Course Description

We live in an age of self-writing. Facebook and twitter facilitate and encourage self-expression, blogging is as common as reading blogs, the book clubs love memoirs, and ever since the 1980s the scholarly debate around autobiographical writing has been flourishing. This seminar will address life narratives, examining questions of history (how did life writing emerge?) and genre such as the diary, graphic memoir, autobiography etc. We will also deal with postmodern critiques of verisimilitude and the vexed question of fictional vs. factual narratives, and asses to what extent autobiographical narration is inflected by class, race, gender, and sexuality. - Course Description

This blog serves as a reading journal accompanying the Haupt/Masterseminar "Life Narratives" at the Albert-Ludwigs-University of Freiburg

Sonntag, 20. November 2016

Helga Schwalm - Autobiography

Reading Journal - Session 5 - 22/11/2016

Helga Schwalm – Autobiography (The handbook of narratology)

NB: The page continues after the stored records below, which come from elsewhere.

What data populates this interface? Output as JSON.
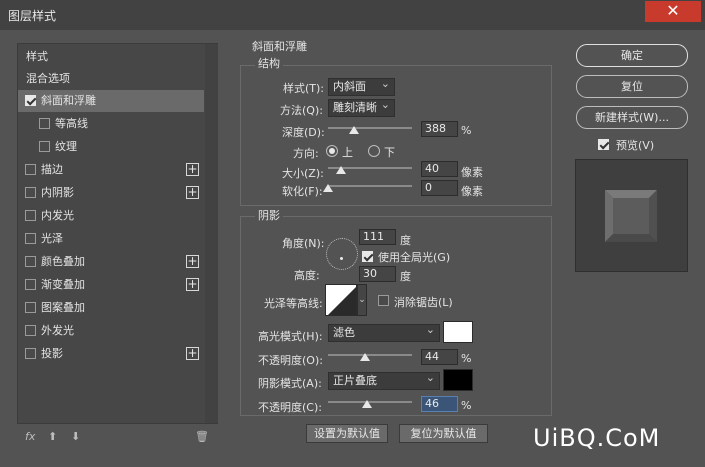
{
  "window": {
    "title": "图层样式",
    "close_glyph": "✕"
  },
  "left_panel": {
    "styles_header": "样式",
    "blending_options": "混合选项",
    "items": [
      {
        "label": "斜面和浮雕",
        "checked": true,
        "selected": true,
        "plus": false
      },
      {
        "label": "等高线",
        "checked": false,
        "plus": false
      },
      {
        "label": "纹理",
        "checked": false,
        "plus": false
      },
      {
        "label": "描边",
        "checked": false,
        "plus": true
      },
      {
        "label": "内阴影",
        "checked": false,
        "plus": true
      },
      {
        "label": "内发光",
        "checked": false,
        "plus": false
      },
      {
        "label": "光泽",
        "checked": false,
        "plus": false
      },
      {
        "label": "颜色叠加",
        "checked": false,
        "plus": true
      },
      {
        "label": "渐变叠加",
        "checked": false,
        "plus": true
      },
      {
        "label": "图案叠加",
        "checked": false,
        "plus": false
      },
      {
        "label": "外发光",
        "checked": false,
        "plus": false
      },
      {
        "label": "投影",
        "checked": false,
        "plus": true
      }
    ],
    "plus_glyph": "+",
    "bottom": {
      "fx": "fx",
      "up_glyph": "⬆",
      "down_glyph": "⬇",
      "trash_glyph": "🗑"
    }
  },
  "bevel": {
    "section_title": "斜面和浮雕",
    "structure_title": "结构",
    "style_label": "样式(T):",
    "style_value": "内斜面",
    "technique_label": "方法(Q):",
    "technique_value": "雕刻清晰",
    "depth_label": "深度(D):",
    "depth_value": "388",
    "depth_unit": "%",
    "depth_level": 0.31,
    "direction_label": "方向:",
    "direction_up": "上",
    "direction_down": "下",
    "size_label": "大小(Z):",
    "size_value": "40",
    "size_unit": "像素",
    "size_level": 0.16,
    "soften_label": "软化(F):",
    "soften_value": "0",
    "soften_unit": "像素",
    "soften_level": 0.0
  },
  "shading": {
    "title": "阴影",
    "angle_label": "角度(N):",
    "angle_value": "111",
    "angle_unit": "度",
    "global_light_label": "使用全局光(G)",
    "altitude_label": "高度:",
    "altitude_value": "30",
    "altitude_unit": "度",
    "gloss_label": "光泽等高线:",
    "antialias_label": "消除锯齿(L)",
    "highlight_mode_label": "高光模式(H):",
    "highlight_mode_value": "滤色",
    "highlight_color": "#ffffff",
    "highlight_opacity_label": "不透明度(O):",
    "highlight_opacity_value": "44",
    "highlight_opacity_unit": "%",
    "highlight_opacity_level": 0.44,
    "shadow_mode_label": "阴影模式(A):",
    "shadow_mode_value": "正片叠底",
    "shadow_color": "#000000",
    "shadow_opacity_label": "不透明度(C):",
    "shadow_opacity_value": "46",
    "shadow_opacity_unit": "%",
    "shadow_opacity_level": 0.46
  },
  "bottom_buttons": {
    "set_default": "设置为默认值",
    "reset_default": "复位为默认值"
  },
  "right_panel": {
    "ok": "确定",
    "reset": "复位",
    "new_style": "新建样式(W)...",
    "preview_label": "预览(V)",
    "preview_checked": true
  },
  "watermark": "UiBQ.CoM"
}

·         as a literary genre signifies a retrospective narrative that undertakes to tell the author’s own life, or a substantial part of it
·         seeking (at least in its classic version) to reconstruct his/her personal development within a given historical, social and cultural framework
·         claims to be factual and non-fictional, but is inevitably constructive, imaginative
·         self-fashioning
·         governing structural and semantic principle: comprehensive and continuous retrospection (based on memory)
·         struggle for truthfulness and creativity, between oblivion, concealment, hypocrisy, self-deception and self-conscious fictionalizing
·         Bildungsgeschichte, personality formation
·         focus on psychological introspection, sense of historicity, link btw author’s life and literary work
·         generally first-person narration with some exceptions (3rd person, verse)
o   narrating I: experiencing subject
o   narrated I: narrating subject
o   present both as the end and condition of its narration
o   as subject continues to live, no “real” end  until “quasi-death”
o   real, historical I not always in tune with the narrating and experiencing I’s, but considered the real author and external subject of reference
·         ideological I
o   covert operation: concept of a personhood culturally available to the narrator when he tells the story
o   reflects the social and intertextual embedding of the autobiographical narrative
o   only through engagement with socially/culturally prefigured models can individuals represent themselves as subjects
·         sociological angle: form of social action making sense of a personal experience in terms of general relevance
·         historically: emergence of autobiography as a genre at the same time as the modern subject (~1800)
·         temporalization of experience
·         represent a unique individual
·         fragmentation: modern writers subvert chronology and split the subject, foregrounding visual and scenic/topographical components, highlighting role of language, conflating auto- and heterobiography, transforming lives into fiction
·         linked to critical history of subjectivity
·         past endowed with meaning in the light of the present
·         constructs an individual life as a coherent, meaningful whole
·         memoir: representing the individual as social type, confirming autographer’s place in the world
·         autobiography: focus on identity and memory
·         inextricable connection btw narrative and identity with autobiography as the prme generic site of enactment
·         autobiographical pact:
o   autobiography as an institutionalized communicative act where author and reader enter into a particular ‘contract
o   The author’s proper name refers to a singular autobiographical identity, identifying author, narrator and protagonist as one, and thus ensures the reading as autobiography.
·         new considerations: gender, postcolonial, eco-autobiography (relationship btw natural setting and the self, topographical figurations)
·         shifted from literary genre to a broad range of cultural practices that draw on and incorporate a multitude of textual modes and genres

This text tries to define autobiography in a changing historical context, mapping the development, different theories concerning it and the way it has changed in newer times, not only taking identity and memory into account, but also different influences and purposes that shape this identity, like consciousness of topography, gender, etc.). It is definitely easier to follow than Lejeune’s text which goes very much into detail concerning the different positions a narrator can occupy and how the reader has to be conscious of that. I certainly never thought of the many distinctions and developments concerning autobiographies that one can be aware of, but this text is a useful reference for the purpose and different trends in this genre, as well as a good reference for further reading material.